When I was in Korea for a week, I missed everything. From American bathrooms to hamburgers, to home and just knowing where I was. I'm a type of person who likes to know where they are, whether it be a city name or just knowing I'm heading north, south, east or west but in Korea, my sense of direction was completely off. So when I finally knew I was on my way to the airport to go back home, I was excited to know that I was heading in the right direction..that is I was going back home to New York.

But these thoughts crossed my mind while I was slowly approaching the airport, "Why do I want to go home so much?" I did miss things that could only be found at home but I started to ask myself, "Why do I want to leave so badly?" Simply, because Korea wasn't my home. This wasn't the place I was meant to be in. If I had to live in Korea, sure I could survive because it had the things I need to live but I did not belong there. My life was in New York.

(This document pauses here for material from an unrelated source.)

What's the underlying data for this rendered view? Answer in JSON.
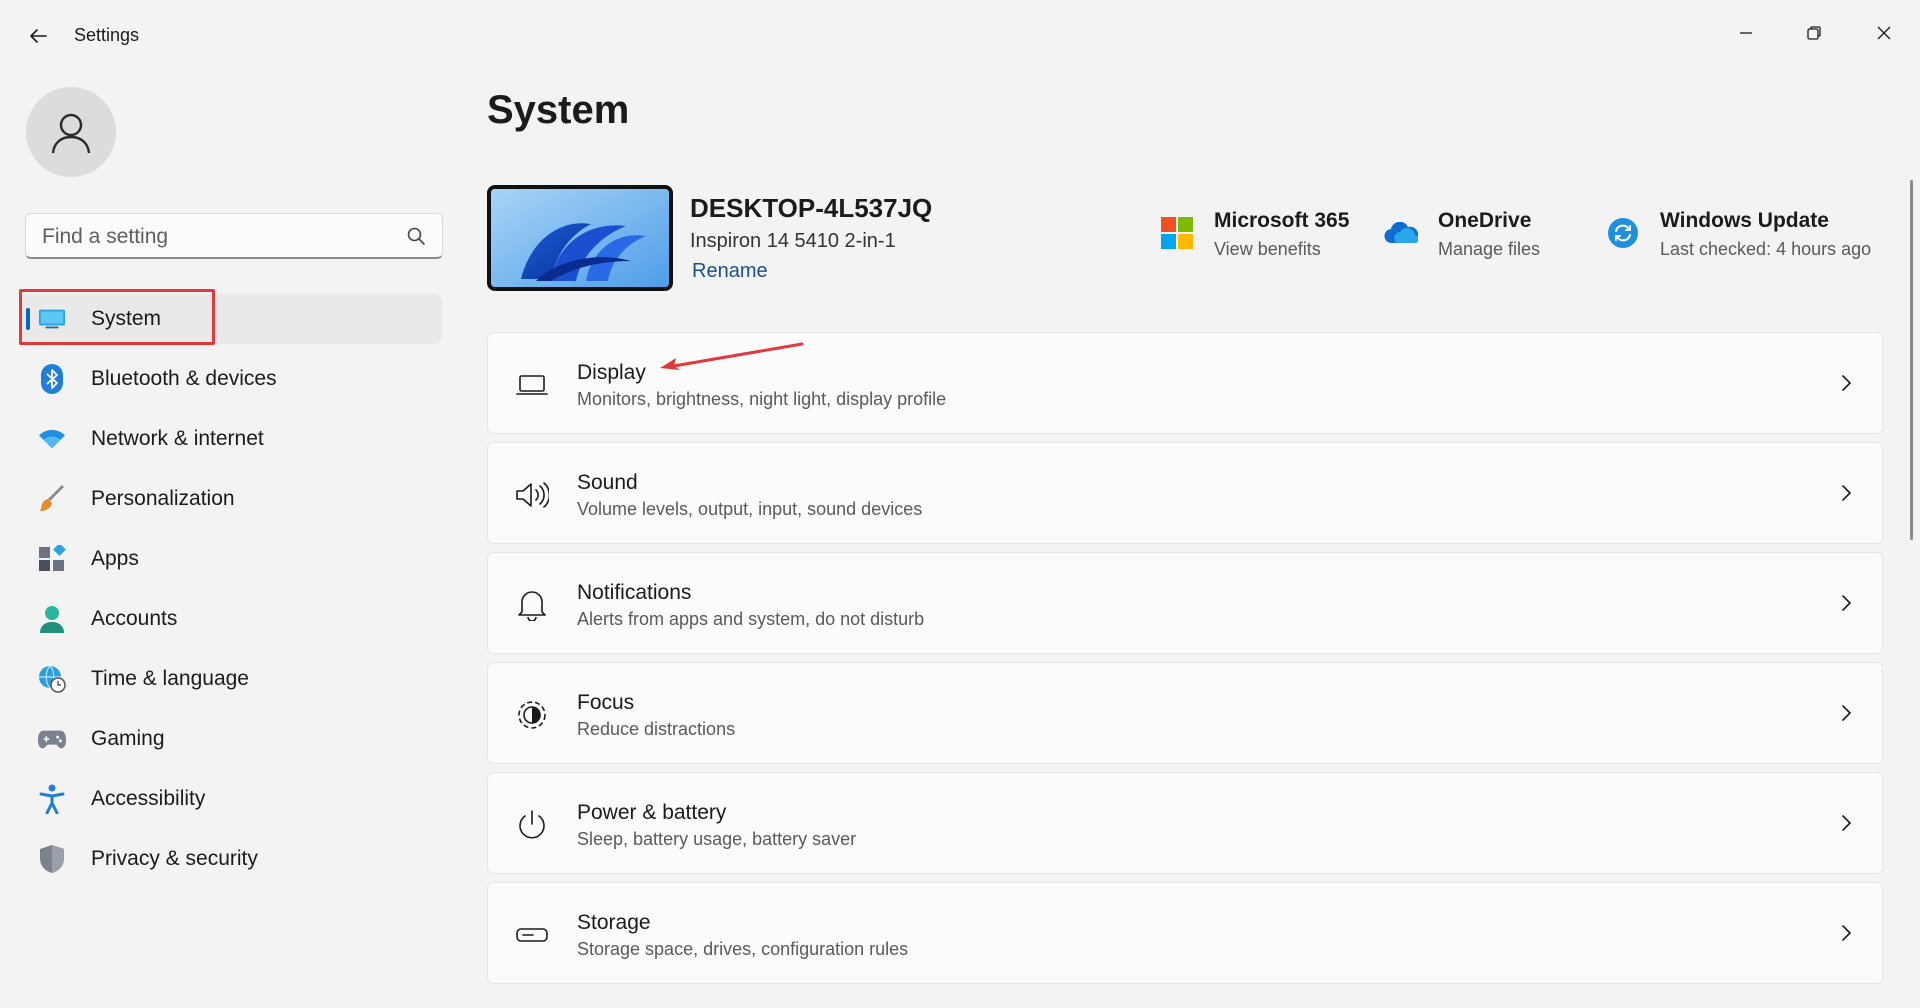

I couldn't help but connect this to Narnia because C. S. Lewis does a great job portraying this sense of not belonging and desire for home in The Horse and His Boy. This is similar to the longings within all of us for heaven but I started to realized it was actually for the presence of God. I think we often get confused with what heaven is suppose to be because we see it portrayed with pictures of clouds, angels, a lot of light and halos but heaven is simply being in the presence of God for eternity. That here on earth, as we spend time in His presence, the longing for heaven grows because we get a taste of it and know what it will be like. And just like when I was in Korea and wanted to be back home, so will we start seeing we weren't meant to live here on earth but we were meant to be in heaven, in the presence of God.

I'll finish this post by borrowing something else from C. S. Lewis: “If I find in myself a desire which no experience in this world can satisfy, the most probable explanation is that I was made for another world. Probably earthly pleasures were never meant to satisfy because they were there to arouse, to suggest the real thing. That real thing is heaven.”